Nelson Maquinista, de quem havia sido subtraída toda a roupa, para permitir aos seus algozes a visualização completa de todo o processo de mutação, à vista de todos, carapinho num canto, pediu cobertas e não foi atendido. Era preciso explicitar completamente aquele ato transloucado. Dormiu serenamente.
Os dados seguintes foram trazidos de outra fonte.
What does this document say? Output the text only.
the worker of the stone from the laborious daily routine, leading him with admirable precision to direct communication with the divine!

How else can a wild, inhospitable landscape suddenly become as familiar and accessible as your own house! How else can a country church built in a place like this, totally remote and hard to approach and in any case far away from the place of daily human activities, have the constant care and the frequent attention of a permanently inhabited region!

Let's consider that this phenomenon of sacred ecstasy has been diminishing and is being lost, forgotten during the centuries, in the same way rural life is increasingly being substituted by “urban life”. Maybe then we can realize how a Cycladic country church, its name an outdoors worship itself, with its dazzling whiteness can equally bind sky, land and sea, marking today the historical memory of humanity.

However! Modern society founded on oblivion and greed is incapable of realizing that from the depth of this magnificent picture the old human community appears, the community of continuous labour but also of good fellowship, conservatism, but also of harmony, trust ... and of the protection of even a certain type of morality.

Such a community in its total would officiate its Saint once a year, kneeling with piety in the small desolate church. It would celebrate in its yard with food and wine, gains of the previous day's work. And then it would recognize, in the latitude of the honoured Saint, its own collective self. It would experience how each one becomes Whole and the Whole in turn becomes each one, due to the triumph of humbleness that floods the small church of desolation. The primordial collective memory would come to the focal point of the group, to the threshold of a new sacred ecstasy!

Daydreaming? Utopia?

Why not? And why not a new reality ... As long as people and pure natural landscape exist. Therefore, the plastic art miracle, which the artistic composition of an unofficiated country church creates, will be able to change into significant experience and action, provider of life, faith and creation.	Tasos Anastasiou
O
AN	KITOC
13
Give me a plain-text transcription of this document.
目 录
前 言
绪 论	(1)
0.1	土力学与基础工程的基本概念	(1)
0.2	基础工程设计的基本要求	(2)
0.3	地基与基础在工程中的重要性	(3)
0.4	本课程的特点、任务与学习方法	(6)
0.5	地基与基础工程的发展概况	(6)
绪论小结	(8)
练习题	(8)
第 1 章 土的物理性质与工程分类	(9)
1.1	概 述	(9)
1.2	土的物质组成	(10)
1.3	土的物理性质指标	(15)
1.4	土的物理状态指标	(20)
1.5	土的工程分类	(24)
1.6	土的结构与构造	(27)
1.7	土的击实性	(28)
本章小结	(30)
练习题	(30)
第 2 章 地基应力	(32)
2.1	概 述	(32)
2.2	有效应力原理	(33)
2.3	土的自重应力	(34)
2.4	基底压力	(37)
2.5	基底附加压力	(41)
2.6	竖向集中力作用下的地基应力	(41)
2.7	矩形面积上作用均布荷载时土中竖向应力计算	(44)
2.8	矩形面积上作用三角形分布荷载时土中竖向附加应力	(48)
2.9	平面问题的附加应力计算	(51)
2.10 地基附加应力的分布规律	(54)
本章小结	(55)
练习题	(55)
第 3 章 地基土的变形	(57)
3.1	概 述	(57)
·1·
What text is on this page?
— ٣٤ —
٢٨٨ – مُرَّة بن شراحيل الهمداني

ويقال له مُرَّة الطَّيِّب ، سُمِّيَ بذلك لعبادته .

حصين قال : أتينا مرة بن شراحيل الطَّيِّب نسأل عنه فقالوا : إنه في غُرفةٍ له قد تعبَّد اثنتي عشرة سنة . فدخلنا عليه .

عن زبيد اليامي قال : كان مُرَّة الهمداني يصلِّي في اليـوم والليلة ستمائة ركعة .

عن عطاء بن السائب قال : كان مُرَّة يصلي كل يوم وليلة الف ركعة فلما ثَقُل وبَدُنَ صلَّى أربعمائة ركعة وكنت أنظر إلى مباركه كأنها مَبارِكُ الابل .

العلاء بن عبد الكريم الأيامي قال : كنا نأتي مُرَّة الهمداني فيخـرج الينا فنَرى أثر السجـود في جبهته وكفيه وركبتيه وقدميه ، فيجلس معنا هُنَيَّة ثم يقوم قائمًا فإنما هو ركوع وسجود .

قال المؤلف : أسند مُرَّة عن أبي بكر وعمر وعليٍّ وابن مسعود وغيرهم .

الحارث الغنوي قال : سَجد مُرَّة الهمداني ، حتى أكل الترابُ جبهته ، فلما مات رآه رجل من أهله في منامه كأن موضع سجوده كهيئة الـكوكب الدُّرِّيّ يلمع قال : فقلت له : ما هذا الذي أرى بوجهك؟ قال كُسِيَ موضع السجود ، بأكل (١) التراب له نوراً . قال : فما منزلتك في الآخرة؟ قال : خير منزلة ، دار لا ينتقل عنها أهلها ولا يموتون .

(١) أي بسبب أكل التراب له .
Uma espessa névoa encobriu a cidade e apagou o olho crítico da lua cheia. O ambiente ficou mais circunspecto, mais apavorante. Os homens procuraram, inventando pretexto para uma conversa, se agrupar. Falavam de trivialidades. A conversa era nervosa. A névoa, sorrateira, transformou o ambiente para mais intimista, fez as consciências mais hesitantes, inseguras. E o debate ficou mais e mais acalorado, até que, o prefeito, habituado ao conchavo político, tomou da palavra e passou a enaltecer a atitude corajosa e altruísta de todos os que ali se dispuseram a defender o interesse que lhe parecia o mais importante de todos, que era a salvaguarda das crianças da cidade, ameaçadas pela voracidade daquela criatura endemoniada. Apaziguou os ânimos e reconstituiu a certeza primeira sobre aquele “ato pensado”. Aplacados os nervos, perceberam que o principal poderia estar se perdendo, que era observar a mutação. E alguém bradou, “já são onze e meia”. Correram todos para frente da jaula improvisada. Silêncio sepulcral. Ninguém mexia um cílio. Podia-se ouvir a respiração de cada um. Estavam todos em transe. Somente Nelson Maquinista se mantinha em seu sono, impassível. Do mesmo jeito que dormiu, ali permanecia na mesma posição. Não mexia um dedo. Até que, ao bater da meia noite, quando todos esperavam pelo início do processo tão esperado, o infeliz rapaz deu uma virada súbita para o outro lado e todos se afastaram emitindo um oh! Em uníssono, brandindo suas resmas de alho. E tiveram a certeza da pronta manifestação do esperado. Olhavam atônitos. Esperaram. Os minutos estavam como que congelados. Alguns já podiam ver os pelos crescerem no corpo do infeliz, eriçados pelo frio. Outros viam as orelhas cada vez mais pontiagudas. Mas era pura miragem. O padre fez o sinal da cruz por três vezes e pôs-se a orar. Os outros o seguiram. E o indigente permanecia imóvel, como em estado de hibernação. Nada aconteceu, até que tivesse dada, já, uma hora. E o mesmo aconteceu até às seis horas da manhã, quando, o juiz, tendo se dado por instruído, ordenou a retirada. Daí, para reduzirem o mais possível o impacto negativo dos efeitos do vexame, trataram de pôr tudo em ordem rapidamente, e dispersaram antes das seis e meia.
Era uma vez...
Assim me contaram na Casa da Mãe Joana.
                                                                                              Edmundo de Carvalho.